As I considered my lack of feelings in what should have been an emotionally powerful moment, I thought of a passage from Dr. Peter Kreeft’s excellent book Jesus-Shock:

What is precious in believing-without-seeing is not the not-seeing but the believing, the strengthening of the faith muscle when the crutches of seeing and feeling are removed. Seeing Him was not enough, for thousands saw Him yet turned away, and even shouted, “Crucify him!” Feeling Him in the heart is not enough either, for that is subjective, that is ours, that is fallible. Furthermore, we are self-centered experience addicts. We are so addicted to our own positive experiences of joy and happiness that if we experienced Christ more joyfully than we do, we would almost inevitably come to love our experience of Christ more than Christ Himself. We would come to worship our experience, that is, ourselves. [Emphasis mine.]

Guilty. In the first few months after I first began receiving the Eucharist, I had quite a few very moving experiences at Mass. I’m not a person who typically feels God’s presence (when I first read about the signs of spiritual dry spells, I was confused since that was basically my default spiritual state), and so I was thrilled to finally experience God this way. But after a few times of feeling overwhelmed with happiness and excitement during Mass, I would go back to church seeking that—the experience.

On more than one occasion I would stare at the crucifix with longing, but it wasn’t a longing for Jesus. It was a longing for those big emotions I’d felt the previous Sunday. I was a junkie, and Jesus was my dealer. I was happy to see him not for who he was, but for the “high” I wanted him to give me.

Dr. Kreeft points out that this is why the Eucharist is such a perfect way to encounter God: We get all of him, his full self, and our feelings about it are a completely optional part of the package. He writes:

We long for joy, and He tells us that He is our joy, and that He will be in us Himself, not that he gives us joy. (Jn 15:11) He is not a means, and our joy is not the end. That is idolatry. He is the end.

Dr. Kreeft then recounts a famous saying about Fact, Faith and Feeling walking along a wall. Fact goes first, then Faith, then Feeling. If Faith would just keep his eyes on Fact, they’d all make steady progress. But Faith keeps turning around to see what’s going on with Feeling, and he gets unsteady. Faith and Feeling both end up tumbling off the wall, while Fact walks on alone.

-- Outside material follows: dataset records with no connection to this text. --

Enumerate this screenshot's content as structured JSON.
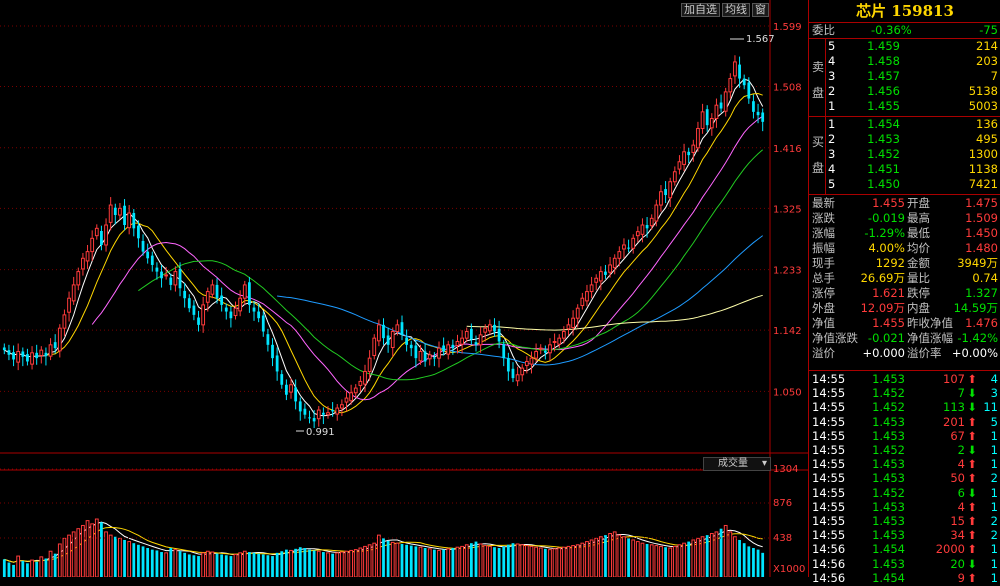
{
  "toolbar": {
    "btn1": "加自选",
    "btn2": "均线",
    "btn3": "窗"
  },
  "price_axis": {
    "labels": [
      "1.599",
      "1.508",
      "1.416",
      "1.325",
      "1.233",
      "1.142",
      "1.050"
    ],
    "min": 0.965,
    "max": 1.62
  },
  "annotations": {
    "high": "1.567",
    "low": "0.991"
  },
  "volume_axis": {
    "labels": [
      "1304",
      "876",
      "438",
      "X1000"
    ],
    "menu": "成交量"
  },
  "colors": {
    "up": "#ff3b3b",
    "down": "#00e5ff",
    "ma5": "#ffffff",
    "ma10": "#ffd700",
    "ma20": "#ff66ff",
    "ma30": "#22cc22",
    "ma60": "#1e9bff",
    "ma120": "#ffffaa"
  },
  "chart_data": {
    "type": "candlestick",
    "closes": [
      1.112,
      1.105,
      1.098,
      1.11,
      1.102,
      1.095,
      1.108,
      1.1,
      1.112,
      1.103,
      1.12,
      1.115,
      1.145,
      1.165,
      1.19,
      1.21,
      1.23,
      1.25,
      1.26,
      1.28,
      1.295,
      1.27,
      1.3,
      1.33,
      1.315,
      1.325,
      1.3,
      1.318,
      1.295,
      1.28,
      1.26,
      1.25,
      1.24,
      1.23,
      1.22,
      1.225,
      1.21,
      1.23,
      1.205,
      1.19,
      1.175,
      1.165,
      1.15,
      1.18,
      1.2,
      1.21,
      1.19,
      1.18,
      1.17,
      1.16,
      1.175,
      1.19,
      1.21,
      1.18,
      1.17,
      1.16,
      1.14,
      1.12,
      1.1,
      1.08,
      1.06,
      1.045,
      1.06,
      1.035,
      1.02,
      1.015,
      1.01,
      1.005,
      1.022,
      1.015,
      1.018,
      1.02,
      1.025,
      1.03,
      1.04,
      1.048,
      1.055,
      1.065,
      1.08,
      1.1,
      1.13,
      1.15,
      1.13,
      1.12,
      1.14,
      1.15,
      1.135,
      1.12,
      1.115,
      1.1,
      1.11,
      1.095,
      1.105,
      1.1,
      1.115,
      1.11,
      1.12,
      1.115,
      1.125,
      1.13,
      1.14,
      1.128,
      1.12,
      1.135,
      1.145,
      1.15,
      1.14,
      1.125,
      1.1,
      1.08,
      1.07,
      1.075,
      1.085,
      1.095,
      1.1,
      1.11,
      1.115,
      1.108,
      1.12,
      1.125,
      1.13,
      1.14,
      1.15,
      1.16,
      1.175,
      1.19,
      1.2,
      1.21,
      1.22,
      1.23,
      1.225,
      1.24,
      1.25,
      1.26,
      1.27,
      1.265,
      1.28,
      1.29,
      1.3,
      1.295,
      1.31,
      1.33,
      1.35,
      1.345,
      1.365,
      1.38,
      1.395,
      1.41,
      1.405,
      1.42,
      1.445,
      1.47,
      1.45,
      1.46,
      1.48,
      1.475,
      1.5,
      1.52,
      1.545,
      1.52,
      1.51,
      1.49,
      1.47,
      1.465,
      1.455
    ],
    "ma_periods": [
      5,
      10,
      20,
      30,
      60,
      120
    ],
    "volume": [
      220,
      180,
      150,
      260,
      200,
      170,
      210,
      190,
      250,
      230,
      320,
      290,
      410,
      480,
      520,
      560,
      600,
      640,
      700,
      660,
      720,
      680,
      560,
      520,
      500,
      480,
      460,
      440,
      420,
      400,
      380,
      360,
      340,
      330,
      310,
      300,
      360,
      340,
      320,
      300,
      280,
      270,
      260,
      300,
      320,
      310,
      290,
      280,
      270,
      260,
      280,
      300,
      320,
      310,
      300,
      290,
      280,
      270,
      260,
      300,
      320,
      340,
      330,
      350,
      370,
      360,
      340,
      330,
      320,
      310,
      300,
      290,
      300,
      310,
      320,
      330,
      340,
      360,
      380,
      400,
      420,
      520,
      480,
      450,
      430,
      420,
      410,
      400,
      390,
      380,
      370,
      360,
      350,
      340,
      330,
      340,
      350,
      360,
      370,
      380,
      400,
      420,
      440,
      410,
      390,
      380,
      370,
      360,
      380,
      400,
      420,
      410,
      400,
      390,
      380,
      370,
      360,
      350,
      340,
      350,
      360,
      370,
      380,
      390,
      400,
      420,
      440,
      460,
      480,
      500,
      520,
      540,
      560,
      520,
      500,
      480,
      460,
      440,
      420,
      410,
      400,
      390,
      380,
      370,
      360,
      380,
      400,
      420,
      440,
      460,
      480,
      500,
      520,
      540,
      560,
      600,
      640,
      560,
      500,
      460,
      420,
      380,
      360,
      340
    ]
  },
  "side": {
    "title": "芯片 159813",
    "weibi": {
      "label": "委比",
      "pct": "-0.36%",
      "val": "-75"
    },
    "sell_label": [
      "卖",
      "盘"
    ],
    "buy_label": [
      "买",
      "盘"
    ],
    "sell": [
      {
        "n": "5",
        "p": "1.459",
        "v": "214"
      },
      {
        "n": "4",
        "p": "1.458",
        "v": "203"
      },
      {
        "n": "3",
        "p": "1.457",
        "v": "7"
      },
      {
        "n": "2",
        "p": "1.456",
        "v": "5138"
      },
      {
        "n": "1",
        "p": "1.455",
        "v": "5003"
      }
    ],
    "buy": [
      {
        "n": "1",
        "p": "1.454",
        "v": "136"
      },
      {
        "n": "2",
        "p": "1.453",
        "v": "495"
      },
      {
        "n": "3",
        "p": "1.452",
        "v": "1300"
      },
      {
        "n": "4",
        "p": "1.451",
        "v": "1138"
      },
      {
        "n": "5",
        "p": "1.450",
        "v": "7421"
      }
    ],
    "stats": [
      {
        "l1": "最新",
        "v1": "1.455",
        "c1": "red",
        "l2": "开盘",
        "v2": "1.475",
        "c2": "red"
      },
      {
        "l1": "涨跌",
        "v1": "-0.019",
        "c1": "green",
        "l2": "最高",
        "v2": "1.509",
        "c2": "red"
      },
      {
        "l1": "涨幅",
        "v1": "-1.29%",
        "c1": "green",
        "l2": "最低",
        "v2": "1.450",
        "c2": "red"
      },
      {
        "l1": "振幅",
        "v1": "4.00%",
        "c1": "yellow",
        "l2": "均价",
        "v2": "1.480",
        "c2": "red"
      },
      {
        "l1": "现手",
        "v1": "1292",
        "c1": "yellow",
        "l2": "金额",
        "v2": "3949万",
        "c2": "yellow"
      },
      {
        "l1": "总手",
        "v1": "26.69万",
        "c1": "yellow",
        "l2": "量比",
        "v2": "0.74",
        "c2": "yellow"
      },
      {
        "l1": "涨停",
        "v1": "1.621",
        "c1": "red",
        "l2": "跌停",
        "v2": "1.327",
        "c2": "green"
      },
      {
        "l1": "外盘",
        "v1": "12.09万",
        "c1": "red",
        "l2": "内盘",
        "v2": "14.59万",
        "c2": "green"
      },
      {
        "l1": "净值",
        "v1": "1.455",
        "c1": "red",
        "l2": "昨收净值",
        "v2": "1.476",
        "c2": "red"
      },
      {
        "l1": "净值涨跌",
        "v1": "-0.021",
        "c1": "green",
        "l2": "净值涨幅",
        "v2": "-1.42%",
        "c2": "green"
      },
      {
        "l1": "溢价",
        "v1": "+0.000",
        "c1": "white",
        "l2": "溢价率",
        "v2": "+0.00%",
        "c2": "white"
      }
    ],
    "ticks": [
      {
        "t": "14:55",
        "p": "1.453",
        "v": "107",
        "d": "up",
        "n": "4"
      },
      {
        "t": "14:55",
        "p": "1.452",
        "v": "7",
        "d": "down",
        "n": "3"
      },
      {
        "t": "14:55",
        "p": "1.452",
        "v": "113",
        "d": "down",
        "n": "11"
      },
      {
        "t": "14:55",
        "p": "1.453",
        "v": "201",
        "d": "up",
        "n": "5"
      },
      {
        "t": "14:55",
        "p": "1.453",
        "v": "67",
        "d": "up",
        "n": "1"
      },
      {
        "t": "14:55",
        "p": "1.452",
        "v": "2",
        "d": "down",
        "n": "1"
      },
      {
        "t": "14:55",
        "p": "1.453",
        "v": "4",
        "d": "up",
        "n": "1"
      },
      {
        "t": "14:55",
        "p": "1.453",
        "v": "50",
        "d": "up",
        "n": "2"
      },
      {
        "t": "14:55",
        "p": "1.452",
        "v": "6",
        "d": "down",
        "n": "1"
      },
      {
        "t": "14:55",
        "p": "1.453",
        "v": "4",
        "d": "up",
        "n": "1"
      },
      {
        "t": "14:55",
        "p": "1.453",
        "v": "15",
        "d": "up",
        "n": "2"
      },
      {
        "t": "14:55",
        "p": "1.453",
        "v": "34",
        "d": "up",
        "n": "2"
      },
      {
        "t": "14:56",
        "p": "1.454",
        "v": "2000",
        "d": "up",
        "n": "1"
      },
      {
        "t": "14:56",
        "p": "1.453",
        "v": "20",
        "d": "down",
        "n": "1"
      },
      {
        "t": "14:56",
        "p": "1.454",
        "v": "9",
        "d": "up",
        "n": "1"
      }
    ]
  }
}
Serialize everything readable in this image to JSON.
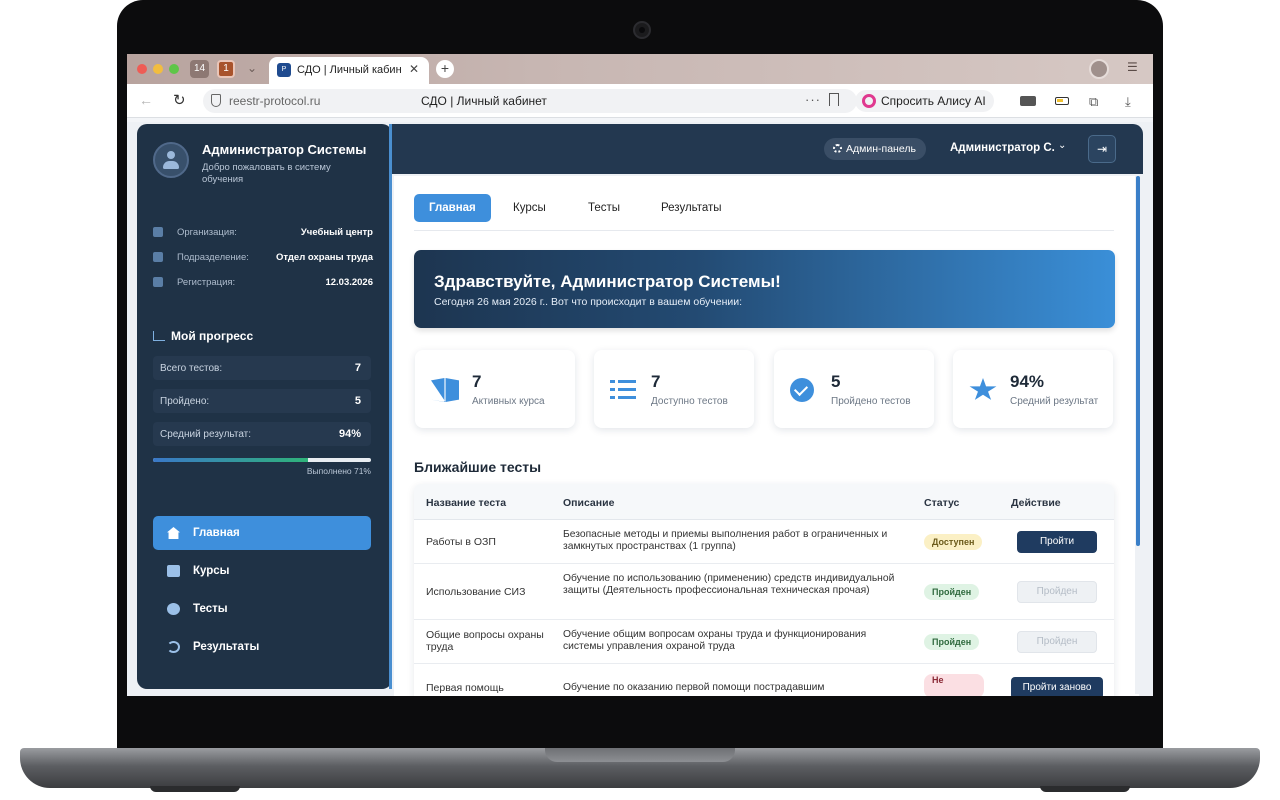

Now that I think about it, I’m thankful for times like Palm Sunday when I don’t feel much at Mass. Those teary-eyed moments when I’m overcome with emotions are wonderful; but with them comes the temptation to turn them into idols. When I don’t have Feeling walking behind me, I just put one foot in front of the other, steadily following Fact.

This is going to be one of my main topics of prayer as we begin Holy Week. I’m going to work on loving Jesus for who he is, not for the experiences he gives me. And if this small spiritual dry spell continues through Holy Week and into Eater, I’ll give thanks for it, because it is a much-needed reminder that, in the words of Dr. Kreeft, “He is not a means, and our joy in not the end.”